Quant à la Renaissance romane, elle me paraît mieux théoriquement déduite que logiquement réalisable. On part de ce fait, vrai, que les seules époques réellement poétiques de notre littérature sont le douzième, le treizième, le seizième siècles, et l’époque romantique directement influencée par le seizième siècle, et que, par conséquent, un renouveau poétique à l’heure présente doit se retremper au treizième siècle. Je vous l’ai dit, je ne suis pas du tout de cet avis. Je considère, historiquement, l’époque romane comme intéressante et féconde, mais vraiment les sources m’en sont fermées. Je n’en comprends pas le langage et je ne saisis pas l’utilité de l’apprendre. Moréas l’a fait, lui, et cela lui va bien ; les allures, le ton chevaleresques de la littérature romane, les formes travaillées, les arabesques, les festons ouvragés, cela sied à son esprit et à son tempérament ; j’admets même qu’il y en ait d’autres qui soient séduits par cette théorie ; mais sincèrement, j’y suis, pour ma part, tout à fait réfractaire.

— Moréas, dis-je, entend assumer, pour le progrès des Lettres françaises, une lutte analogue à celle soutenue en 1830 par Victor Hugo. Croyez-vous qu’il soit destiné à ce rôle ?

M. Henri de Régnier sourit et dit :

— Non, je ne le crois pas…

— Quels sont les poètes que vous considérez comme les précurseurs immédiats du mouvement actuel ?

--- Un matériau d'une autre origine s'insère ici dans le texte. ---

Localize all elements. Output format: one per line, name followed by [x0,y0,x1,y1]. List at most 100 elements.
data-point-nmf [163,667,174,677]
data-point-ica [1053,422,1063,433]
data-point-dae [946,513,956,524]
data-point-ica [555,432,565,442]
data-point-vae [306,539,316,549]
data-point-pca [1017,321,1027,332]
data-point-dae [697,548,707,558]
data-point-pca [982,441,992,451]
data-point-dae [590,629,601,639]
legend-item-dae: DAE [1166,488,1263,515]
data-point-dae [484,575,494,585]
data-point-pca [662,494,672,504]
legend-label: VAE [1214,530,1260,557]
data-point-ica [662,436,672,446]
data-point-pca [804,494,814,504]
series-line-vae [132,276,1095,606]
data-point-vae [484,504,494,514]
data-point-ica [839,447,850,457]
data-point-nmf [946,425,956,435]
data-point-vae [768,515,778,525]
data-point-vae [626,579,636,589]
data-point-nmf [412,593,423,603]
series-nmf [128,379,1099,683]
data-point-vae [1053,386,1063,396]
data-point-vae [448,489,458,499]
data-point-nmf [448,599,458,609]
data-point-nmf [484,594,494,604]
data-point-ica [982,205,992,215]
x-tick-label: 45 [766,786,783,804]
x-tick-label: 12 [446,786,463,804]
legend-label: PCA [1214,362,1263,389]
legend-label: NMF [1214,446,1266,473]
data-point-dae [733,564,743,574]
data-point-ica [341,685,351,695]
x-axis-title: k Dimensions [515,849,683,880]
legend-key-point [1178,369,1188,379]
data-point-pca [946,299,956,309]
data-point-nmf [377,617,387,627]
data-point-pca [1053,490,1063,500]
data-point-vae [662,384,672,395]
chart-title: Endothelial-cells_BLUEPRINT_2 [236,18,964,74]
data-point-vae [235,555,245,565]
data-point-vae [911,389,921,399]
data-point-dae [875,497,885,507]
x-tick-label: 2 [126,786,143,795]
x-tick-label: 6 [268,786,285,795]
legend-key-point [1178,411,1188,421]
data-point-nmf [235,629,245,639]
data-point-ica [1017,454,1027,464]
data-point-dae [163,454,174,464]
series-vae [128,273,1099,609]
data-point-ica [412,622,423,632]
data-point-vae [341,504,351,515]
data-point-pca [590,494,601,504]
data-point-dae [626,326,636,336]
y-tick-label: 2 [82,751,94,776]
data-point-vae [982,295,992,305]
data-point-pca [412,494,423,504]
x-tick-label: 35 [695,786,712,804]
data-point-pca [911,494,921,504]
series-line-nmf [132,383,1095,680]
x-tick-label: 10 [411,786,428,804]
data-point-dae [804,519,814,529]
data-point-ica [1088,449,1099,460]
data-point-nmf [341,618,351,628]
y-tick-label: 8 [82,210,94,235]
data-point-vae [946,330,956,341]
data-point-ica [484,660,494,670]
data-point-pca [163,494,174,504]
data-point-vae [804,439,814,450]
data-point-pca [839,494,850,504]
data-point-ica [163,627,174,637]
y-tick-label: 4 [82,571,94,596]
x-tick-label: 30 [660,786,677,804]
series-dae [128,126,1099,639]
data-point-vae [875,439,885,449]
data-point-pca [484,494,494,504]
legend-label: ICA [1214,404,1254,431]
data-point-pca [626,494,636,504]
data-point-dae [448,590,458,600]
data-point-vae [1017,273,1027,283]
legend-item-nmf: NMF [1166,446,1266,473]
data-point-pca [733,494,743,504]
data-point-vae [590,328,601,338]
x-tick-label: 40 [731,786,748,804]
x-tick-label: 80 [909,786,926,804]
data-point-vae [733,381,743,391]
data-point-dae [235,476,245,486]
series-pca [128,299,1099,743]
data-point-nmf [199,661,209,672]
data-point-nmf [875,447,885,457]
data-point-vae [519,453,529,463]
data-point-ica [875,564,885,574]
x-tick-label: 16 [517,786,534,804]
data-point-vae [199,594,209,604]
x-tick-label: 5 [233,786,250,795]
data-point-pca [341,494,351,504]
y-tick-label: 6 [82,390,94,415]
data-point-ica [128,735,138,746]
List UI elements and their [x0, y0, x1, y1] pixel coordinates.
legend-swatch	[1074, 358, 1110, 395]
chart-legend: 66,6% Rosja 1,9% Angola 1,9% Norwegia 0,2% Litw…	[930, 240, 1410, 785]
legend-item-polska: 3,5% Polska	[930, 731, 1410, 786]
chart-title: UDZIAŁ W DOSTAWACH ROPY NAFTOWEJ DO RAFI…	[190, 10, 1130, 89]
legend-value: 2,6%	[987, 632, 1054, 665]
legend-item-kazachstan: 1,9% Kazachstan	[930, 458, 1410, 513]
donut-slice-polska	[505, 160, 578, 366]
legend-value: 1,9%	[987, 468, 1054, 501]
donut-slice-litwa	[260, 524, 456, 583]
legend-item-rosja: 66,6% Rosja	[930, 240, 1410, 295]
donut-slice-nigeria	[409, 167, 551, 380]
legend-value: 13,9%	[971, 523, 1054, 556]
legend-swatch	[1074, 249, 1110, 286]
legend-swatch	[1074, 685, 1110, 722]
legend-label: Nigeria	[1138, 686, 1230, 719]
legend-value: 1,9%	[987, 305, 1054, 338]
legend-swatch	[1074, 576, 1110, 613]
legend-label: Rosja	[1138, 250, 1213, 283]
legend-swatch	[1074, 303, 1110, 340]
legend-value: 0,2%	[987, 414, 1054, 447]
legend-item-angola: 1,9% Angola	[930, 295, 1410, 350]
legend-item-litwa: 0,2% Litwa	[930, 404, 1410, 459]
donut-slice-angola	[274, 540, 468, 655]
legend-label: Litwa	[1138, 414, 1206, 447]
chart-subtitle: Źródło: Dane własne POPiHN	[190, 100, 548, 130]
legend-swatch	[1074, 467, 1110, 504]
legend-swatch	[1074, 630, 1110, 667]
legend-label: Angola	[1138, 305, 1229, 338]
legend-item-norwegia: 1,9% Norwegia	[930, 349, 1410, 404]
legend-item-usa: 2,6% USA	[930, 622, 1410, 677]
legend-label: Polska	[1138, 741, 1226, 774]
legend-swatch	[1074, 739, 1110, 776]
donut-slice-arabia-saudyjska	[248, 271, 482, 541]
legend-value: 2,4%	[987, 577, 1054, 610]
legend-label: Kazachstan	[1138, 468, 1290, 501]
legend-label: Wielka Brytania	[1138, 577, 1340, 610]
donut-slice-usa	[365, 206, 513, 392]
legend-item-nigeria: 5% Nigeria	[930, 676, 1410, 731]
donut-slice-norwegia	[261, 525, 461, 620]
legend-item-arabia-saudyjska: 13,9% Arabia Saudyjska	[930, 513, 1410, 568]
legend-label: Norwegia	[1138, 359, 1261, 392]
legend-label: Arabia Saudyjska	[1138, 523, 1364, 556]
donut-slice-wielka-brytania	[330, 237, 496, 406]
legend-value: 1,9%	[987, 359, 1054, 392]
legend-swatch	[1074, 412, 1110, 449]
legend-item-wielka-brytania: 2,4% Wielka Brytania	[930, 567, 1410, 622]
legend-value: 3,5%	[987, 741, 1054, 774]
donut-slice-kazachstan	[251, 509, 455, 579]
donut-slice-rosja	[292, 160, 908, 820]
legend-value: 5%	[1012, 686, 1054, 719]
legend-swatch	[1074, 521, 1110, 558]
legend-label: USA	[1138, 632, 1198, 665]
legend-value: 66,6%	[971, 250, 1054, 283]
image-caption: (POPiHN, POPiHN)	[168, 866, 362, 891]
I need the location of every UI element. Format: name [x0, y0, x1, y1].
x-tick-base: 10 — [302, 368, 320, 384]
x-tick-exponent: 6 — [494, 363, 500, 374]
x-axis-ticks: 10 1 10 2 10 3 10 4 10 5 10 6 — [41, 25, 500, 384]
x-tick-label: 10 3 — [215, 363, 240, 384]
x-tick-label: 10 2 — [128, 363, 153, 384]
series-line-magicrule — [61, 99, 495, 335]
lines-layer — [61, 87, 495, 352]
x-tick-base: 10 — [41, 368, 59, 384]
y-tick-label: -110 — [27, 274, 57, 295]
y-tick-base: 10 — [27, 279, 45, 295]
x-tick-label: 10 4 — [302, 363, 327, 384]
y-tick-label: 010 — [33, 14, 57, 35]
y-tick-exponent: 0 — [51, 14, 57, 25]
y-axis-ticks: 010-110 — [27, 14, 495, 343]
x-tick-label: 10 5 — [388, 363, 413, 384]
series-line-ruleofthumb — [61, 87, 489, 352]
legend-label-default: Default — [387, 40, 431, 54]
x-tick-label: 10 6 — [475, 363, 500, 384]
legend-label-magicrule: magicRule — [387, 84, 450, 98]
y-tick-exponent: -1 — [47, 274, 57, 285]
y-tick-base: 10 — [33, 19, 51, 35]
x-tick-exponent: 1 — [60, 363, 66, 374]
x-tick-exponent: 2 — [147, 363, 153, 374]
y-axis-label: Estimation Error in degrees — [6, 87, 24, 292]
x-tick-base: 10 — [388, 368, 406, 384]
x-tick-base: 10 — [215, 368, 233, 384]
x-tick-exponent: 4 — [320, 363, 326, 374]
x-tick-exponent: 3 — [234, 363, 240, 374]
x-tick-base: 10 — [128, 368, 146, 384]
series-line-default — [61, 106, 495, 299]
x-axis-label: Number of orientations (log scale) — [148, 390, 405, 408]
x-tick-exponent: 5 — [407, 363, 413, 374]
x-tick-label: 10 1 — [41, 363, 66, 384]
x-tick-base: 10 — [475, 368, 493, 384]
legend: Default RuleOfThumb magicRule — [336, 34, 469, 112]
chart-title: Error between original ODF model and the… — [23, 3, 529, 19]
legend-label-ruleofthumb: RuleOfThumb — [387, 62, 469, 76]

— Je crois qu’on doit beaucoup à Verlaine ; mais, pour ma part, je m’en sens un peu loin ; c’est à Stéphane Mallarmé, à l’exemple de ses œuvres et à l’influence de ses splendides causeries, que je dois d’être ce que je suis, et je crois que la tradition qu’il représente avec Villiers de l’Isle-Adam est la plus conforme au génie classique.